Parece ser que el Monstruo de Amstetten ha concedido una primera entrevista a un diario sin haber cobrado por ello, ya que en Austria está prohibido pagar a los criminales por sus experiencias. Esta inteligente medida contrasta con la situación española, donde proliferan con naturalidad las entrevistas mediáticas a golpe de talonario, ya se trate de convictos, famosos de medio pelo o políticos repudiados. Es cierto que vivimos en un Estado liberal e impera la ley del mercado. El problema, como en todo, radica en el exceso.

En el caso de la televisión, la fórmula es conocida: «prime time», un presentador audaz, unos tertulianos con diarrea expresiva y una buena red de soplones, fisgones o difamadores que aticen el fuego del espectáculo. El resultado: un sarao donde fulanita cuenta los chismes de menganito, quien volverá a insultar a zutano, que, a su vez, verterá unas lágrimas de cocodrilo para alimentar el debate nuevamente. Los fogoneros son los guionistas, los montajistas y componedores de historias, que al igual que las zurcidoras de virgos medievales reconstruyen los espejos rotos de la vida de los famosos para ponerlos en disposición de nueva rotura.

Se dirá que si el público quiere asomarse a esas intimidades y cuitas, problema suyo. Y aunque es verdad que el morbo, el voyerismo y la curiosidad son cautivadores para quien viene agotado de trabajar o está desolado por la crisis económica, lo cierto es que el fenómeno de la Telefrivolidad deja en mal lugar las cualidades más nobles del ser humano, que son zarandeadas y envueltas en chismes y procacidades. No es bueno jugar con las emociones, amores y desamores, filias y fobias, secretos e intimidad de las personas. Al verterse verdades a medias y enredar tanto, el derecho a la intimidad y a la imagen se frivoliza, de manera que parafraseando precisamente una canción famosa cabría decir que «se nos rompió el honor de tanto usarlo».

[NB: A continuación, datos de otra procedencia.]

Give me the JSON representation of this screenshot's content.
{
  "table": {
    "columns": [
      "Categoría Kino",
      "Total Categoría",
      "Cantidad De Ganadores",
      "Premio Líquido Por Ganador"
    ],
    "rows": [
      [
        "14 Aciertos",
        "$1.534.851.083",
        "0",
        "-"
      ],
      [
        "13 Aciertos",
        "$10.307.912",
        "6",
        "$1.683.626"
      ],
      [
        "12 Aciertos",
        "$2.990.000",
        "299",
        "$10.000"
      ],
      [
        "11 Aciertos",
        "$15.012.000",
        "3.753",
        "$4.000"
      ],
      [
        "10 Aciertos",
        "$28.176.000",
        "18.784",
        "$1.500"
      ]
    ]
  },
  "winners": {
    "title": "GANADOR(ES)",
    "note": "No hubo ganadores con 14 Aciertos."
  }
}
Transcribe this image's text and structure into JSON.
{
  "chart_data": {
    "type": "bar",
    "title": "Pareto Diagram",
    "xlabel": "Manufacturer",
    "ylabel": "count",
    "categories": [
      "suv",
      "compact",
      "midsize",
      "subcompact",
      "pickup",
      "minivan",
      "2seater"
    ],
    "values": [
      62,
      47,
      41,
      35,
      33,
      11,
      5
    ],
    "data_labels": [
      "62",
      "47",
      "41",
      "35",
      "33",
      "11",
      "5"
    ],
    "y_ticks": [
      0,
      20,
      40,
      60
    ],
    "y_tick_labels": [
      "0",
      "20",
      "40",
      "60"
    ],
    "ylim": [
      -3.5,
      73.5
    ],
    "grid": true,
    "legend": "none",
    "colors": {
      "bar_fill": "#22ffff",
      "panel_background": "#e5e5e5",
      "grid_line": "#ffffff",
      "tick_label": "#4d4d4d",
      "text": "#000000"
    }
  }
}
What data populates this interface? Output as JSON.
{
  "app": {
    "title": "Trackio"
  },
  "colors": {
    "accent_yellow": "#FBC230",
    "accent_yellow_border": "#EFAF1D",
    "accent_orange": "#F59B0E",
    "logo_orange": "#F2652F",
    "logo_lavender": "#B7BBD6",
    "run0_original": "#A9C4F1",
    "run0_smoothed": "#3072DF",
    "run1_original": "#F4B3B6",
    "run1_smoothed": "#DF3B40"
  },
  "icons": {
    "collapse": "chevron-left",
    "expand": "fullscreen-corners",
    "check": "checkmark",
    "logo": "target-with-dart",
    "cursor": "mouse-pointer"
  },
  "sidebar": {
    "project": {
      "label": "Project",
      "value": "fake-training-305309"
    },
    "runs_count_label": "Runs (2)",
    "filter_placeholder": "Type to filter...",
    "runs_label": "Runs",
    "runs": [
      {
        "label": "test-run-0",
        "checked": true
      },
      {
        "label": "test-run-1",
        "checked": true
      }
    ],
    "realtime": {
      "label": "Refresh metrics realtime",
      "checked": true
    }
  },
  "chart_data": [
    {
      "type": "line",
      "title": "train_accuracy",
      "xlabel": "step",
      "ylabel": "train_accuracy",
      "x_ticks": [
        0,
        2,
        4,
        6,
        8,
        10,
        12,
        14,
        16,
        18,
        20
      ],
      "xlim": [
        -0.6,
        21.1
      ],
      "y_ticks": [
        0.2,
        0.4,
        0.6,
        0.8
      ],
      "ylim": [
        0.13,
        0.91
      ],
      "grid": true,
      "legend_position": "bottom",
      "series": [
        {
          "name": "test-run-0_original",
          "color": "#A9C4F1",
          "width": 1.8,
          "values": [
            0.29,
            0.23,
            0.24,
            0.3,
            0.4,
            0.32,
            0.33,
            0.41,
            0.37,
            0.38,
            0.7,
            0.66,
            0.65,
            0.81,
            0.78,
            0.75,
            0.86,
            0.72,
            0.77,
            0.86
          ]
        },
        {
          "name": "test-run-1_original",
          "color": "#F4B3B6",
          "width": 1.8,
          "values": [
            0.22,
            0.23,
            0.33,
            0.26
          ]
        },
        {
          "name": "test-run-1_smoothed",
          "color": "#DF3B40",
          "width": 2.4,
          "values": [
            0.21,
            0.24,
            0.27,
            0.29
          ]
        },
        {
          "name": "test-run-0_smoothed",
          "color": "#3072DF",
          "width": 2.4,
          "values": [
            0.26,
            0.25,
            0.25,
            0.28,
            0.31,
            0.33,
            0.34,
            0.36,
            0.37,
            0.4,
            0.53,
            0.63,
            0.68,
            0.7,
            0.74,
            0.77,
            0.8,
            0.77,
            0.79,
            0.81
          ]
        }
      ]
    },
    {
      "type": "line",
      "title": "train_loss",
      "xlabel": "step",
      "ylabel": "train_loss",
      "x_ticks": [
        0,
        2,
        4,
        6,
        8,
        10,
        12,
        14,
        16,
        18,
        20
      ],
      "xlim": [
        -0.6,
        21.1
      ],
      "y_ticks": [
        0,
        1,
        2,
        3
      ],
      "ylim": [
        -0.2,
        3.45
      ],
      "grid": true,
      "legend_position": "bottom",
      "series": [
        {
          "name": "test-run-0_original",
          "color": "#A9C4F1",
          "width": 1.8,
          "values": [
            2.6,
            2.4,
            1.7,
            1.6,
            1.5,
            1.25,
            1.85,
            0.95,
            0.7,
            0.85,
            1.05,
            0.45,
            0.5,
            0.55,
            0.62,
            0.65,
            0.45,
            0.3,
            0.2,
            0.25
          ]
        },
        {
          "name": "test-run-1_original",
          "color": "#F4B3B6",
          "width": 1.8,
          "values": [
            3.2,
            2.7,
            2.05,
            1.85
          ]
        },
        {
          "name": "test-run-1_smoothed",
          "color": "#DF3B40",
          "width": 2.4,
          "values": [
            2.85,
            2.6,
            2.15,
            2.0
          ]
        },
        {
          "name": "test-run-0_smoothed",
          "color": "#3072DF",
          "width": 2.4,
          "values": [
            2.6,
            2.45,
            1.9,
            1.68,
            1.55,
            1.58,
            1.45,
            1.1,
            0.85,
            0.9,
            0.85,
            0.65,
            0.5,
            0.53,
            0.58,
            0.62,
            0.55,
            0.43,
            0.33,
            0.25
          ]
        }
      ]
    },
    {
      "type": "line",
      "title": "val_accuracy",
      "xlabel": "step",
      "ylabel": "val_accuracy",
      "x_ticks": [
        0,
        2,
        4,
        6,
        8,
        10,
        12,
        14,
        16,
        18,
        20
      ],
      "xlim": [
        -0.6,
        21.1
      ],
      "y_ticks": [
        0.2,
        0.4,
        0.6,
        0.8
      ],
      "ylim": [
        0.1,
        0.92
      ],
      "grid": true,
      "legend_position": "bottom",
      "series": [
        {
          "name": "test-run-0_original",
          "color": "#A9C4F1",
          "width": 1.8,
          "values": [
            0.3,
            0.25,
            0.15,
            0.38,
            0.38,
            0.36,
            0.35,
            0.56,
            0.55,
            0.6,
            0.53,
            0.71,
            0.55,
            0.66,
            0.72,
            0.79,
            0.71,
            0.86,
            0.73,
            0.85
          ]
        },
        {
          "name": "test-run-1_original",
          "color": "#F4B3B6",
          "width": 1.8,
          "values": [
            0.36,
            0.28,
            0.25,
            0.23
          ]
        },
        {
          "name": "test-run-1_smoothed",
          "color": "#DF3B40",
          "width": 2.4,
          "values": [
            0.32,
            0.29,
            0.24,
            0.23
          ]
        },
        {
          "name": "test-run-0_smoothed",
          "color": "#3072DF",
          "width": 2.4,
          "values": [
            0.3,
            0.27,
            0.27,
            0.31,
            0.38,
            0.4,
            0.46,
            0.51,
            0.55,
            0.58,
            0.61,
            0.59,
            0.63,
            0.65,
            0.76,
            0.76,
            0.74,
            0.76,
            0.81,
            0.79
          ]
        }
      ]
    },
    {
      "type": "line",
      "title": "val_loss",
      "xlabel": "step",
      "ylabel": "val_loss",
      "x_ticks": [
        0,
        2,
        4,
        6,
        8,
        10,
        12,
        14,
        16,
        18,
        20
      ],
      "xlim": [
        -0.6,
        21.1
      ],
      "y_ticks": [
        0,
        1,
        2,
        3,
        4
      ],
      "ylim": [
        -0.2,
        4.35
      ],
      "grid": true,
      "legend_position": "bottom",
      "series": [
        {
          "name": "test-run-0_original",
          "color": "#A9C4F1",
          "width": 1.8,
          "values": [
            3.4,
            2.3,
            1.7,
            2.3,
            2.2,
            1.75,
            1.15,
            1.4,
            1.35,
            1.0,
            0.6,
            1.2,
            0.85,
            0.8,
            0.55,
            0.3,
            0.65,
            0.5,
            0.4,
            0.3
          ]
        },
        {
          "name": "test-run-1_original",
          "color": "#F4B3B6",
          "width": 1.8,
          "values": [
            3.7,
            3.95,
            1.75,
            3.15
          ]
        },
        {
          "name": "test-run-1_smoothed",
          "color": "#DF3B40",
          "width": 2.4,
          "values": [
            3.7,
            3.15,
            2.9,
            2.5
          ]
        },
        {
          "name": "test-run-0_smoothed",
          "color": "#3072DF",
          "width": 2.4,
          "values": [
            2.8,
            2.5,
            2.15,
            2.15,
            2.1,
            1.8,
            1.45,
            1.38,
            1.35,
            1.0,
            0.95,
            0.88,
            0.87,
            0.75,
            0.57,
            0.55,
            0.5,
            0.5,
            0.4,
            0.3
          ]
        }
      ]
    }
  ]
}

Junto a ello, se produce una devaluación de los héroes actuales, que gracias a la pantalla se convierten en un pésimo ejemplo para la juventud. Hoy en día, con el trampolín de «Sálvames», «Grandes Marranos», «Confesionarios de Patricia» y programas similares, cualquier cantamañanas pasa del anonimato a presa codiciada de entrevistas, con derecho a opinar sobre lo divino y lo humano, y con pasaporte para vivir sin la condena bíblica de trabajar con el sudor de la frente.

Desde el punto de vista jurídico, lo más llamativo es que cualquier periodista, filósofo o adventista del séptimo día, por poner un ejemplo, es capaz, en directo y sin notas, de calificar sentencias, etiquetar a los jueces y dictaminar jurídicamente lo que a un experto le llevaría sesudas tareas investigadoras. La perplejidad del jurista aumenta cuando contempla la utilización abusiva del servicio público de la justicia que pagamos todos: las demandas en el mundo mediático proliferan y no pocas veces son planteadas como caja de resonancia de trifulcas nimias o simple estrategia para aumentar la cotización de una exclusiva.

Confesaré como anécdota absolutamente cierta que, con ocasión de publicar en mi blog hace año y medio un artículo desmitificando al exprofesor Jesús Neira, fui invitado personalmente a participar en el programa «La noria». Pese a la amable y bien retribuida invitación, la rechacé, pues suponía un camino sin retorno hacia el mundo de la farándula, pero, sobre todo, no me atraía nadar televisivamente en un foro infestado de tiburones y vocingleros, despiadados en su lucha por alimentar ese monstruo de millones de ojos que son los niveles de audiencia.

Y es que frecuentemente esos programas enarbolan la libertad de expresión para pisotear otros valores constitucionales como el derecho al honor, la intimidad personal y la propia imagen o la protección debida a la infancia y juventud. Pero no vale todo, y cuando los códigos deontológicos no se cumplen debiera intervenir la ley.